This work addresses the limitation of existing Referring Expression Counting (REC) methods, which rely solely on final accuracy as a reward signal while neglecting the quality of intermediate reasoning steps. To overcome this, the authors propose REC-RL, a novel framework that introduces reinforcement learning to explicitly optimize visual reasoning paths in REC for the first time. Adopting a think-range-answer paradigm, REC-RL models intermediate focus predictions as internal decisions, aligning with human perception without requiring additional annotations. The approach innovatively integrates Group Relative Policy Optimization, interval-based supervision, a Gaussian-precision-guided accuracy reward, and a format reward for structured outputs. Extensive experiments demonstrate that REC-RL consistently outperforms strong baselines across multiple benchmarks, achieving significant performance gains and exhibiting robust generalization capabilities.

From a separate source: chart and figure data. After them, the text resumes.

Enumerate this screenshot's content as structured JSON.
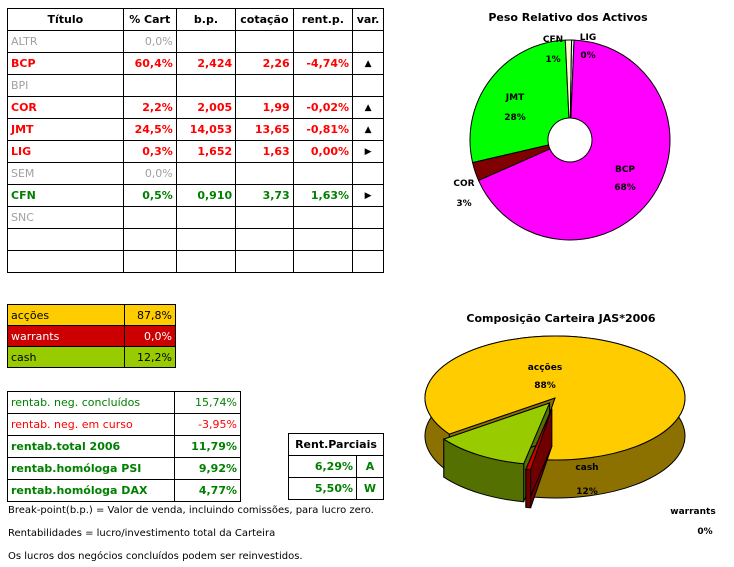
{
  "main_table": {
    "headers": [
      "Título",
      "% Cart",
      "b.p.",
      "cotação",
      "rent.p.",
      "var."
    ],
    "rows": [
      {
        "titulo": "ALTR",
        "cart": "0,0%",
        "bp": "",
        "cot": "",
        "rent": "",
        "var": "",
        "style": "grey"
      },
      {
        "titulo": "BCP",
        "cart": "60,4%",
        "bp": "2,424",
        "cot": "2,26",
        "rent": "-4,74%",
        "var": "▲",
        "style": "red"
      },
      {
        "titulo": "BPI",
        "cart": "",
        "bp": "",
        "cot": "",
        "rent": "",
        "var": "",
        "style": "grey"
      },
      {
        "titulo": "COR",
        "cart": "2,2%",
        "bp": "2,005",
        "cot": "1,99",
        "rent": "-0,02%",
        "var": "▲",
        "style": "red"
      },
      {
        "titulo": "JMT",
        "cart": "24,5%",
        "bp": "14,053",
        "cot": "13,65",
        "rent": "-0,81%",
        "var": "▲",
        "style": "red"
      },
      {
        "titulo": "LIG",
        "cart": "0,3%",
        "bp": "1,652",
        "cot": "1,63",
        "rent": "0,00%",
        "var": "▶",
        "style": "red"
      },
      {
        "titulo": "SEM",
        "cart": "0,0%",
        "bp": "",
        "cot": "",
        "rent": "",
        "var": "",
        "style": "grey"
      },
      {
        "titulo": "CFN",
        "cart": "0,5%",
        "bp": "0,910",
        "cot": "3,73",
        "rent": "1,63%",
        "var": "▶",
        "style": "green"
      },
      {
        "titulo": "SNC",
        "cart": "",
        "bp": "",
        "cot": "",
        "rent": "",
        "var": "",
        "style": "grey"
      },
      {
        "titulo": "",
        "cart": "",
        "bp": "",
        "cot": "",
        "rent": "",
        "var": "",
        "style": "grey"
      },
      {
        "titulo": "",
        "cart": "",
        "bp": "",
        "cot": "",
        "rent": "",
        "var": "",
        "style": "grey"
      }
    ]
  },
  "allocation": [
    {
      "label": "acções",
      "value": "87,8%",
      "bg": "#ffcc00",
      "color": "#000000"
    },
    {
      "label": "warrants",
      "value": "0,0%",
      "bg": "#cc0000",
      "color": "#ffffff"
    },
    {
      "label": "cash",
      "value": "12,2%",
      "bg": "#99cc00",
      "color": "#000000"
    }
  ],
  "rentab": [
    {
      "label": "rentab. neg. concluídos",
      "value": "15,74%",
      "color": "#008000",
      "bold": false
    },
    {
      "label": "rentab. neg. em curso",
      "value": "-3,95%",
      "color": "#ff0000",
      "bold": false
    },
    {
      "label": "rentab.total 2006",
      "value": "11,79%",
      "color": "#008000",
      "bold": true
    },
    {
      "label": "rentab.homóloga PSI",
      "value": "9,92%",
      "color": "#008000",
      "bold": true
    },
    {
      "label": "rentab.homóloga DAX",
      "value": "4,77%",
      "color": "#008000",
      "bold": true
    }
  ],
  "parciais": {
    "header": "Rent.Parciais",
    "rows": [
      {
        "value": "6,29%",
        "code": "A"
      },
      {
        "value": "5,50%",
        "code": "W"
      }
    ]
  },
  "notes": [
    "Break-point(b.p.) = Valor de venda, incluindo comissões, para lucro zero.",
    "Rentabilidades = lucro/investimento total da Carteira",
    "Os lucros dos negócios concluídos podem ser reinvestidos."
  ],
  "chart_data": [
    {
      "type": "pie",
      "title": "Peso Relativo dos Activos",
      "slices": [
        {
          "label": "BCP",
          "pct_label": "68%",
          "value": 68,
          "color": "#ff00ff"
        },
        {
          "label": "COR",
          "pct_label": "3%",
          "value": 3,
          "color": "#800000"
        },
        {
          "label": "JMT",
          "pct_label": "28%",
          "value": 28,
          "color": "#00ff00"
        },
        {
          "label": "CFN",
          "pct_label": "1%",
          "value": 1,
          "color": "#ffffcc"
        },
        {
          "label": "LIG",
          "pct_label": "0%",
          "value": 0,
          "color": "#ccffff"
        }
      ]
    },
    {
      "type": "pie",
      "title": "Composição Carteira JAS*2006",
      "slices": [
        {
          "label": "acções",
          "pct_label": "88%",
          "value": 88,
          "color": "#ffcc00"
        },
        {
          "label": "cash",
          "pct_label": "12%",
          "value": 12,
          "color": "#99cc00"
        },
        {
          "label": "warrants",
          "pct_label": "0%",
          "value": 0,
          "color": "#cc0000"
        }
      ]
    }
  ]
}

Referring expression counting (REC) is an intention-driven task that requires context-aware visual reasoning. While recent vision-language models incorporate language for visual understanding, most existing REC methods rely on rulebased reinforcement learning with rewards focused primarily on final accuracy, overlooking the quality of intermediate reasoning. We propose REC-RL, a reinforcement learning framework that introduces a think-range-answer paradigm to explicitly optimize the visual reasoning process. RECRL employs Group Relative Policy Optimization and two lightweight rewards: an accuracy reward that combines range-based interval supervision with Gaussian-based precision guidance, and a format reward that enforces structured outputs. By modeling intermediate focus prediction as internal decision-making, REC-RL avoids additional annotations and better aligns with human perception. Extensive experiments demonstrate consistent improvements over strong baselines and robust generalization across benchmarks.